Stir-up Sunday falls on the last Sunday before Advent. It is the day when cooks would traditionally prepare their Christmas pudding in advance of the festive period. Here are our top ten tips to help you make the perfect pudding.
- Get into the pre-Christmas spirit while you stir. That calls for a Christmas playlist (Last Christmas on repeat), mulled wine, and possibly the first showing this year for your Christmas jumper. Enlist any elves you know to help with the mixing. It is the custom for everyone in the household to stir the mixture and make a wish while doing so.
- Use the day to get ahead on other Christmas baking too. You might also want to make a Christmas cake or ready jars of mincemeat for pies. All benefit from at least a few weeks’ maturation.
- Read the recipe carefully. Some Christmas pudding recipes will ask you to soak the fruit overnight beforehand. Check you have everything before you begin. That includes sufficient baking paper, kitchen foil, and string.

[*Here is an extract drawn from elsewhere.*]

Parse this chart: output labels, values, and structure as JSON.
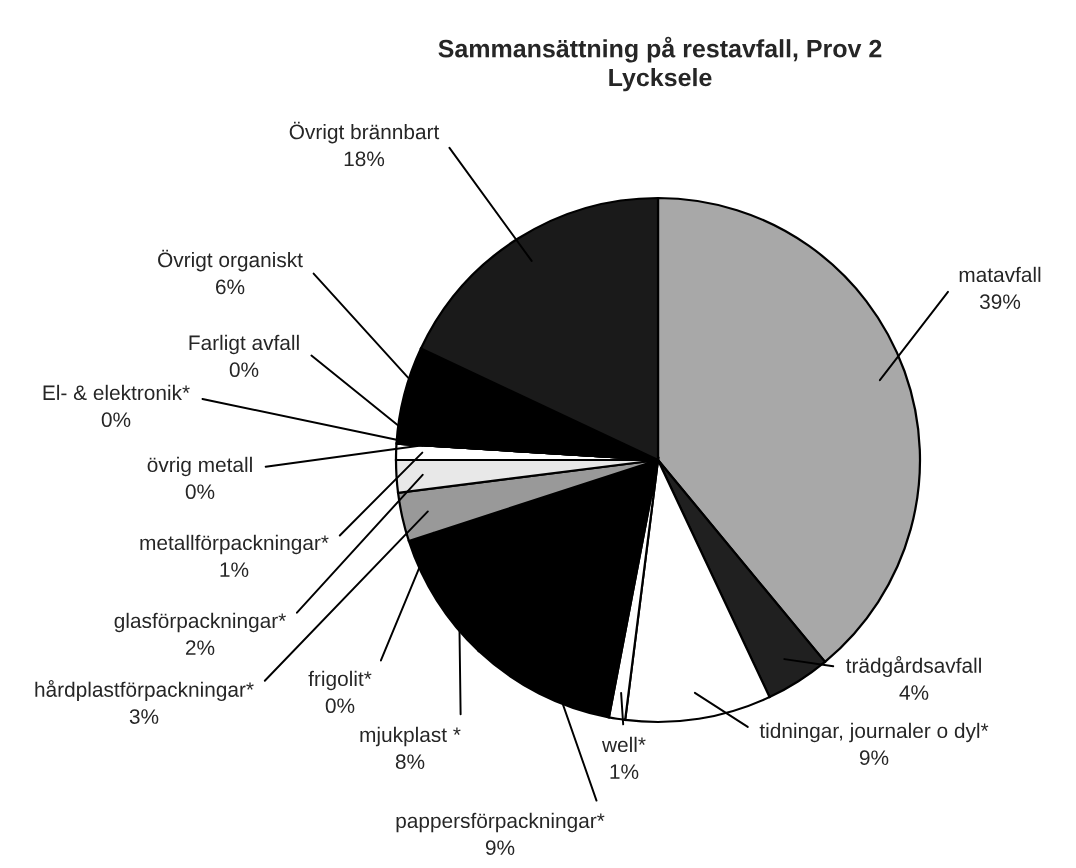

- Experiment with different dried fruits and nuts. You might want to include chopped apricots, prunes, sultanas, figs, raisins, dates, even cranberries or cherries. Nuts might include pecans, walnuts, almonds or hazelnuts. Make sure they’re fresh, not a stale batch left over from last year! Consider your guests’ dietary requirements; might you want to switch traditional suet for vegetarian suet? Or make a nut-free pudding?
- The old tradition was to include a silver sixpence in the pudding. Whoever found the coin would be rewarded with good luck and good fortune the following year. Modern coins contain nickel or brass so should not be used in a pudding. You can buy silver ones. Be mindful that coins or charms are a potential choking hazard so be sure to warn your guests.
- When it comes to steaming your pudding, the first few hours are the most important. Make sure it maintains a good, steady boil.
- Once the pudding it cooked, it can be cooled with the foil still on, and kept in a cool place until Christmas when you can reheat it by steaming it for two to two and a half hours.
- When you cover the pudding basin and secure the greaseproof paper and foil with a string, leave enough string to make a string handle. It will make it easier to lift the pudding out of the pan.
- Rest the pudding basin in the pan on a trivet or a folded piece of thick cardboard or egg carton. This is to keep the base of the basin off the bottom of the saucepan where the heat is strongest.
- When steaming the pudding, check the water level in the saucepan frequently and top up with hot water to ensure it doesn’t burn dry.